Projects:
Neural Speech Decoding
- Implemented a vector quantization module for integration into an existing speech decoder framework, which maps input spectrograms to speech parameters including Pitch Frequency, Formant Filter Center Frequencies, and Broadband Unvoiced Filter Frequency. Focused on implementing VQ-VAE1 and VQ-VAE2 models to optimize performance with our dataset.
- Developed a phoneme classifier using spectrograms as input data to integrate phoneme classification loss into an existing speech generator model. Evaluated several models, including MLP, simple RNN, GRU, and LSTM, to accurately classify phonemes from the spectrogram features.

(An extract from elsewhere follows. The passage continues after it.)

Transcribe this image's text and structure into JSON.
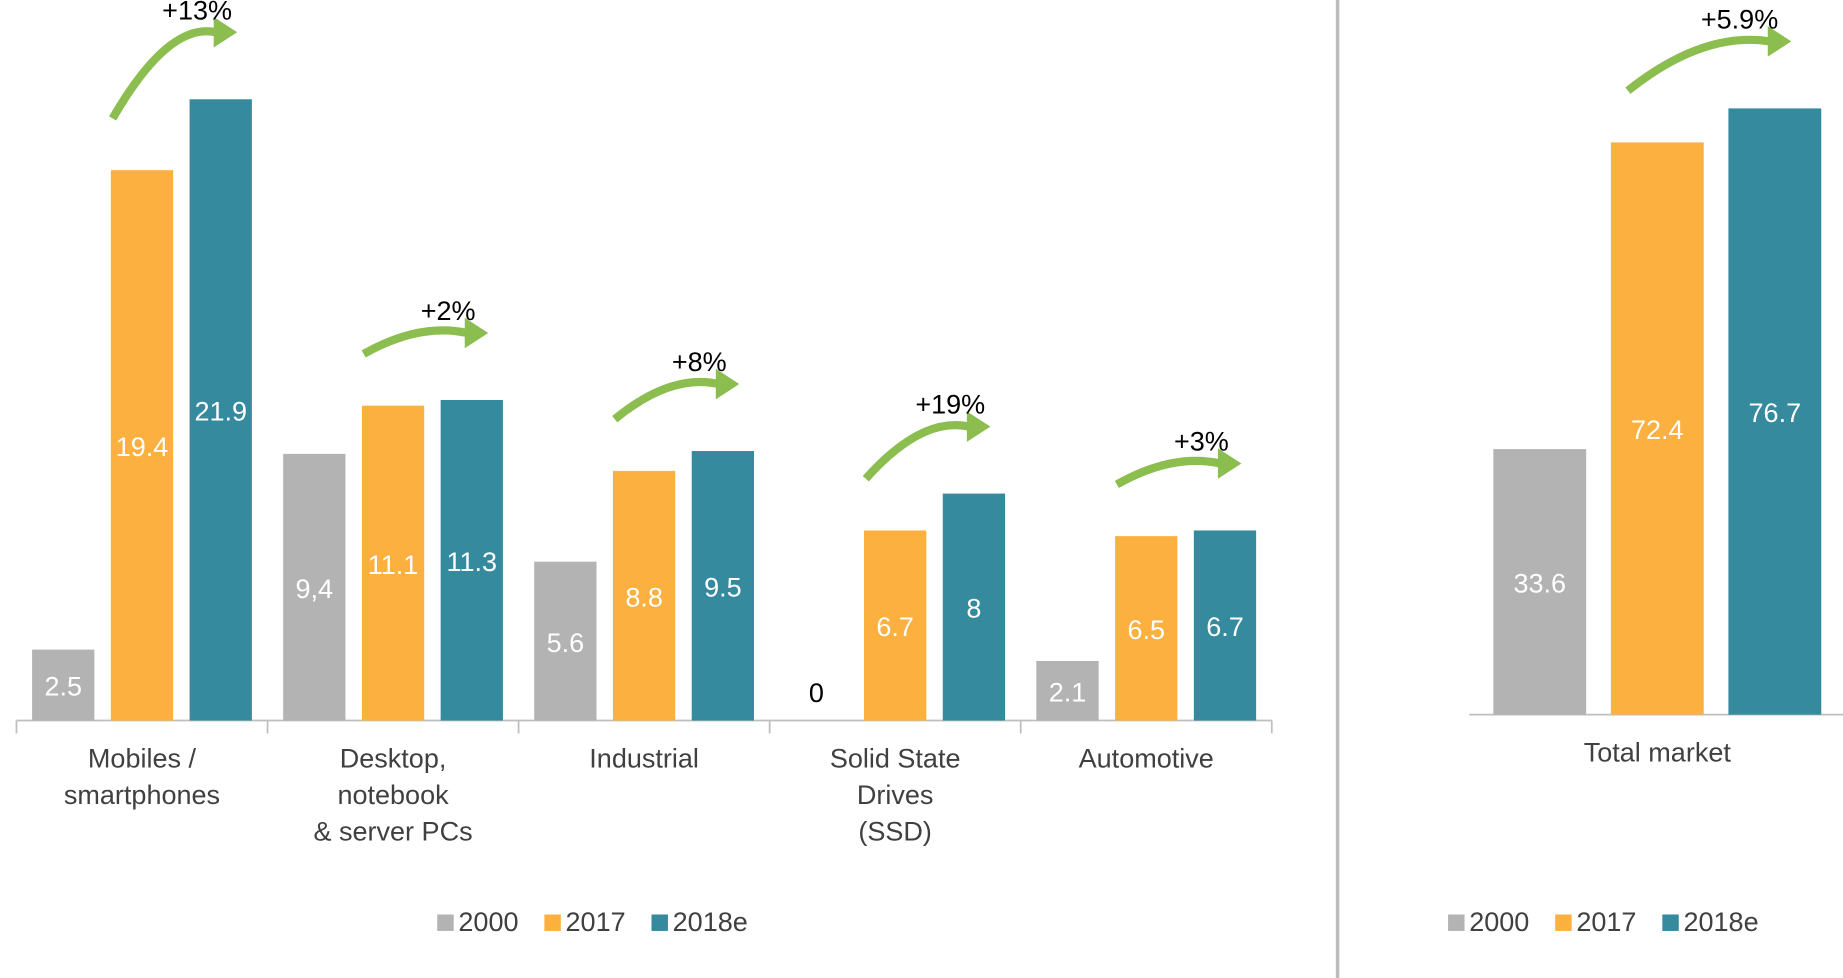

Deep Learning-Based Brain Decoding
Developed a brain decoding method using visual features from deep neural networks and the Natural Scenes Dataset. Features were extracted with ResNet-50 and DINOv2, and dimensionality was reduced using PCA and UMAP. Nilearn’s SpaceNet Decoder with Graph-Net regularization was employed to generate classification and regression weight maps from fMRI data. Find our paper here.
Handwritten Word Synthesis with GANs
Generated a dataset of handwritten Persian words by applying Generative Adversarial Networks (GANs) to a dataset of typed Persian words, initially extracted using a YOLOv5 model on typed documents.